Il mistero di Tex Watson, il vero "capo" Manson family: "Così rivendicò le stragi"

La figura di Tex Watson, membro della Manson Family. “È un po’ un mistero”

Tex Watson oggi e ieri
Tex Watson oggi e ieri

Il 9 e 10 agosto 1969 la Manson Family uccise 7 persone in due differenti stragi: il massacro di Cielo Drive in cui vennero uccisi l’attrice Sharon Tate, il parrucchiere dei vip Jay Sebring, l’ereditiera Abigail Folger, il fidanzato di questa Wojciech Frykowski e il custode Steven Parent, e poi gli assassinii di Leno e Rosemary LaBianca. In realtà le vittime furono in un certo senso 8: Tate era incinta e vicina al parto, avrebbe dovuto dare alla luce si lì a poco il piccolo Patrick, figlio del marito, il regista Roman Polanski.
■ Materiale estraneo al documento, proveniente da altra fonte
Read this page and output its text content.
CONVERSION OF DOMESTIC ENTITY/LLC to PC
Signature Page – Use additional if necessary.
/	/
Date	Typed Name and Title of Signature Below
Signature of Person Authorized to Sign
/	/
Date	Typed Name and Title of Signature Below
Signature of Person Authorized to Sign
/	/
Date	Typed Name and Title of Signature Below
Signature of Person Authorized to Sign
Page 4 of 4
Quando si parla di questi avvenimenti, inevitabilmente li si ascrive totalmente a Charles Manson, leader della Manson Family, morto in carcere nel 2017 all’età di 83 anni. Ma una delle figure più importanti per capire la family è sicuramente quella di Tex Watson: classe 1945, ex studente modello, si unì alla Family dopo aver dato un passaggio in autostop a Dennis Wilson dei Beach Boys. Watson fu la guida nei due gruppi che commisero le due stragi in vista dell’Helter Skelter, il sovvertimento della società in cui la Family sarebbe stata risparmiata.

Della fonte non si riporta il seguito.